Workplace Wellness Can Backfire
Too often workplace wellness programs are miniaturized clinical visits, with focus on symptomatic vital statistics like blood pressure and not the social determinants of health. The result is that workplace wellness can backfire and produce poor health results and an even more toxic work environment.
Not every company wellness program works out.
In fact, workplace health promotion programs (WHPP) that make the employees responsible for how much they weigh can tip the scales against them by increasing weight stigma on the job, according to a new Frontiers in Psychology study, which can then lead to increased obesity and decreased well-being.
About four-fifths of U.S. employers with more than 1,000 employees offer workplace health and wellness programs, according to a RAND Corporation analysis, and improving employee health has become a $6 billion industry. People spend one-third of their lives at work, after all, which makes the workplace a logical setting to develop healthy lifestyle habits. And it pays for employers to invest in employees’ health; a 2012 Rand Report found that employer health care costs are 15.3% lower for physically active workers versus inactive ones.

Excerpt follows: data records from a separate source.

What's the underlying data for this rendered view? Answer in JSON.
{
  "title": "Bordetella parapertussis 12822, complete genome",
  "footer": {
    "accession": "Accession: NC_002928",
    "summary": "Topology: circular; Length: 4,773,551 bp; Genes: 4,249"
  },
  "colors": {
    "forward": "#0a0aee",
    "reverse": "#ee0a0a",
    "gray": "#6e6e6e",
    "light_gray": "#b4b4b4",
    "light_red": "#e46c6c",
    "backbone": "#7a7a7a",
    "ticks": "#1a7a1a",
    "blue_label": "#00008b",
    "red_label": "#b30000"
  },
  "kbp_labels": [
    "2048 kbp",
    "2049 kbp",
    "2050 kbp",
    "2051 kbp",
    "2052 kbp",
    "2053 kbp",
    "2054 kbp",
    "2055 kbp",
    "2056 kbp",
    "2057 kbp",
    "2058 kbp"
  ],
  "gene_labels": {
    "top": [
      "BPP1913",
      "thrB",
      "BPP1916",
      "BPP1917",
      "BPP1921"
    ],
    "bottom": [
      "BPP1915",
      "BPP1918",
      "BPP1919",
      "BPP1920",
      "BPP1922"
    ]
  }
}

So the Netherlands research team conducted surveys and psychological tests to see which programs were most effective, particularly when workers were confronted with an employee-focused health program (such as signs posted in the workplace telling them eat healthier), versus an employer-focused one (where the workplace cafeteria sells mostly healthy food.) And they found that the programs that put the responsibility on employees made the workers believe that their weight is blameworthy, which led to increased weight-based discrimination and stigma in the workplace, compared to programs where the employers shouldered the responsibility.